Dalam konteks inilah, rencana Munafri Arifuddin—Ketua DPD II Golkar Kota Makassar sekaligus Wali Kota Makassar—untuk maju sebagai Ketua DPD I Golkar Sulsel perlu dibaca secara kritis dan objektif. Bukan dalam kerangka personal, melainkan sebagai soal kelayakan kepemimpinan politik pada level provinsi.
Secara akademik, jejak rekam elektoral merupakan indikator utama dalam menilai kapasitas kepemimpinan partai di wilayah dengan kompetisi politik tinggi. Dalam catatan pertarungan Pilwali Makassar, Munafri Arifuddin mengalami dua kali kegagalan elektoral, termasuk satu momen yang secara simbolik sangat signifikan: kekalahan dari kotak kosong. Dalam kajian politik elektoral, kekalahan dari kotak kosong bukan sekadar kalah kontestasi, melainkan penanda lemahnya konsolidasi kepercayaan publik terhadap figur kandidat.
Kemenangan Munafri Arifuddin pada Pilwali terakhir memang mengubah posisi politiknya secara formal, namun tidak dapat serta-merta diterjemahkan sebagai kemenangan hegemonik. Kemenangan tersebut berlangsung dalam konfigurasi politik yang sangat kompetitif, dengan selisih dan dukungan yang relatif tipis. Dalam teori legitimasi politik, kemenangan semacam ini menuntut fase pasca-elektoral berupa penguatan basis sosial dan pembuktian kinerja, bukan ekspansi ambisi struktural.
Lebih jauh, masa jabatan Munafri Arifuddin sebagai Wali Kota Makassar belum mencapai dua tahun. Dalam perspektif tata kelola pemerintahan, periode ini bahkan belum cukup untuk menilai keberhasilan kepemimpinan secara substantif. Makassar sebagai kota metropolitan dan pusat gravitasi politik Sulawesi Selatan memerlukan stabilitas, konsolidasi birokrasi, serta kepuasan publik yang terukur. Kegagalan menjaga variabel-variabel ini akan berdampak langsung pada keberlanjutan karier politik sang wali kota.
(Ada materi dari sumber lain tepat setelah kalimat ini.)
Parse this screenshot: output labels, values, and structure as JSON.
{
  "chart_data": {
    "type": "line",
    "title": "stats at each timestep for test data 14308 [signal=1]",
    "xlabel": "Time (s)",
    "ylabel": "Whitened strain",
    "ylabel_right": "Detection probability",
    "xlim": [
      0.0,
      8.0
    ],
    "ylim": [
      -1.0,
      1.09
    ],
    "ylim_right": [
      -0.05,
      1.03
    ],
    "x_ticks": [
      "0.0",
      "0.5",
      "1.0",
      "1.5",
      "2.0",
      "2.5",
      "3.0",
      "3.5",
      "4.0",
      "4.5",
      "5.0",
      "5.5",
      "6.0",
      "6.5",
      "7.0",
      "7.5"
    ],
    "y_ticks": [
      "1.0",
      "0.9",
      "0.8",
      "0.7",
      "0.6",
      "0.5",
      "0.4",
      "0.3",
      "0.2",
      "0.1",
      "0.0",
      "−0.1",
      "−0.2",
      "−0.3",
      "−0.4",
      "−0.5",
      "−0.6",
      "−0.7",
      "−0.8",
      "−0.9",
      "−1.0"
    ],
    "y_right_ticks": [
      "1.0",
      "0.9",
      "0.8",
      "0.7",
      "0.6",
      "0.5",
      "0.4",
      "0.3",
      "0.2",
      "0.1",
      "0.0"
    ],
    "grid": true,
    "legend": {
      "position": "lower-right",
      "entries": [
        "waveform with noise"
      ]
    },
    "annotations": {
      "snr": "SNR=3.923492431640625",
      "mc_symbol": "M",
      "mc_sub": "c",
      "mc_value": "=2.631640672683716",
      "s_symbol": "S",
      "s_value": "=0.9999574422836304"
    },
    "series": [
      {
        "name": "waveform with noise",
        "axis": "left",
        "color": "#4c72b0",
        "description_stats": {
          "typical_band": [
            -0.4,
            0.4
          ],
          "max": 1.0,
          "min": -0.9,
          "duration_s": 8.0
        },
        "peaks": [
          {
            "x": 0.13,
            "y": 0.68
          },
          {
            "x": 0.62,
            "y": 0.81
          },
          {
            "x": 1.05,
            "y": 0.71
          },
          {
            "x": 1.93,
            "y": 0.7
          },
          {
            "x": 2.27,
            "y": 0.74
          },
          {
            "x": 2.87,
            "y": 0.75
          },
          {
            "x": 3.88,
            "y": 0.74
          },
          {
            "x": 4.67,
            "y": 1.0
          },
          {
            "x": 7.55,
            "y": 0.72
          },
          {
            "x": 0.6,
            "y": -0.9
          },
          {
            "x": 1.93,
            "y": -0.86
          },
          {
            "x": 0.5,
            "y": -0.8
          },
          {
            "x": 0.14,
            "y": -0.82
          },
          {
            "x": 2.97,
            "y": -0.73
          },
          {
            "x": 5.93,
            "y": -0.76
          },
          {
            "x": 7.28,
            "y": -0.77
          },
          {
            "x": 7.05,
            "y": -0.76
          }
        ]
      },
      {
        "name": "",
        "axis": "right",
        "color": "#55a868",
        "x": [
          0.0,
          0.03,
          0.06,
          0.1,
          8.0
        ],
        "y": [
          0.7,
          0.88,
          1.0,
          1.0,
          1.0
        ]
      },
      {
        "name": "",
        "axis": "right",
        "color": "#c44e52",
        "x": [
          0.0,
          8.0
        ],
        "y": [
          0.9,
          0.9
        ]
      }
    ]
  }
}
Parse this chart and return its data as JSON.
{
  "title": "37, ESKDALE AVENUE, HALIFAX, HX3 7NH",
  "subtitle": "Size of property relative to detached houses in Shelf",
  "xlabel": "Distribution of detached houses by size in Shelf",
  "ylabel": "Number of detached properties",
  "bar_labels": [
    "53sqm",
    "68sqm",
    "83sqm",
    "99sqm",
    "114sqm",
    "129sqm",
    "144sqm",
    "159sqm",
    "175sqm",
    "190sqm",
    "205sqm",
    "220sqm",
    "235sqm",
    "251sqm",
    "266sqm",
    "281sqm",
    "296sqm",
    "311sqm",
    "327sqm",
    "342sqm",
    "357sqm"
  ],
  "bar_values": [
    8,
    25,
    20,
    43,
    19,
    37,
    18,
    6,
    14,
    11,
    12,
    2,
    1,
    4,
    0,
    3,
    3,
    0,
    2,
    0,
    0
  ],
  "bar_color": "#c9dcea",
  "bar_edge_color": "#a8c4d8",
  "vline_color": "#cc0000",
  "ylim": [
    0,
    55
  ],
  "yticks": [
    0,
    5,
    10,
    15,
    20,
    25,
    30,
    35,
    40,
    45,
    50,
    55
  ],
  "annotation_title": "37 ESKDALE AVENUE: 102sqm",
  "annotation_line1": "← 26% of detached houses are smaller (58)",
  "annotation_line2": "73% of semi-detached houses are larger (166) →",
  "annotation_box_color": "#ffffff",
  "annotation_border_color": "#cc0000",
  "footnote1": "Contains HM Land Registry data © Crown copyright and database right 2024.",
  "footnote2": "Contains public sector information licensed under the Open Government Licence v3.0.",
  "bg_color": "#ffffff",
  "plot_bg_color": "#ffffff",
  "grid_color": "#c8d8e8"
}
Di sisi lain, Golkar Sulawesi Selatan memiliki tradisi kepemimpinan yang berbeda dari banyak daerah lain. Secara historis, Golkar Sulsel dipimpin oleh figur yang menang di masyarakat sebelum memimpin di partai, memiliki jejaring lintas kabupaten/kota, serta mampu mengendalikan fraksi-fraksi internal yang kompleks. Kepemimpinan Golkar Sulsel bukan ruang pembelajaran, melainkan arena ujian tertinggi bagi politisi matang.
Dari sudut pandang kultur politik Sulawesi Selatan, kepemimpinan menuntut ketegasan, daya tawar, dan kemampuan menjaga keseimbangan elite lokal. Figur Ketua DPD I Golkar Sulsel dituntut bukan hanya populer, tetapi memiliki rekam jejak dominasi politik yang konsisten. Dalam konteks ini, rekam jejak Munafri Arifuddin masih menunjukkan lebih banyak fase adaptasi dibanding fase dominasi.
Karena itu, ambisi maju sebagai Ketua DPD I Golkar Sulsel berpotensi dibaca sebagai ambisi prematur—yakni lompatan struktural yang tidak sepenuhnya ditopang oleh konsolidasi elektoral dan legitimasi kultural. Dalam politik Sulawesi Selatan, kepercayaan diri yang tidak disertai kemenangan berlapis sering kali berakhir pada resistensi internal dan fragmentasi kekuasaan.
Musda Golkar Sulsel dengan demikian bukan hanya soal siapa yang menang, melainkan apakah Golkar tetap setia pada tradisi kepemimpinan kuatnya, atau mulai bergeser ke politik simbol dan posisi. Sejarah politik Sulawesi Selatan menunjukkan bahwa partai yang mengabaikan rekam jejak dan kultur lokal akan menghadapi krisis legitimasi, baik di internal maupun di hadapan publik.
Pada titik ini, jejak rekam Munafri Arifuddin seharusnya menjadi bahan refleksi strategis, bukan sekadar modal kepercayaan diri. Golkar Sulsel membutuhkan pemimpin yang tidak hanya siap memimpin struktur, tetapi telah teruji menguasai medan politik Sulawesi Selatan secara nyata.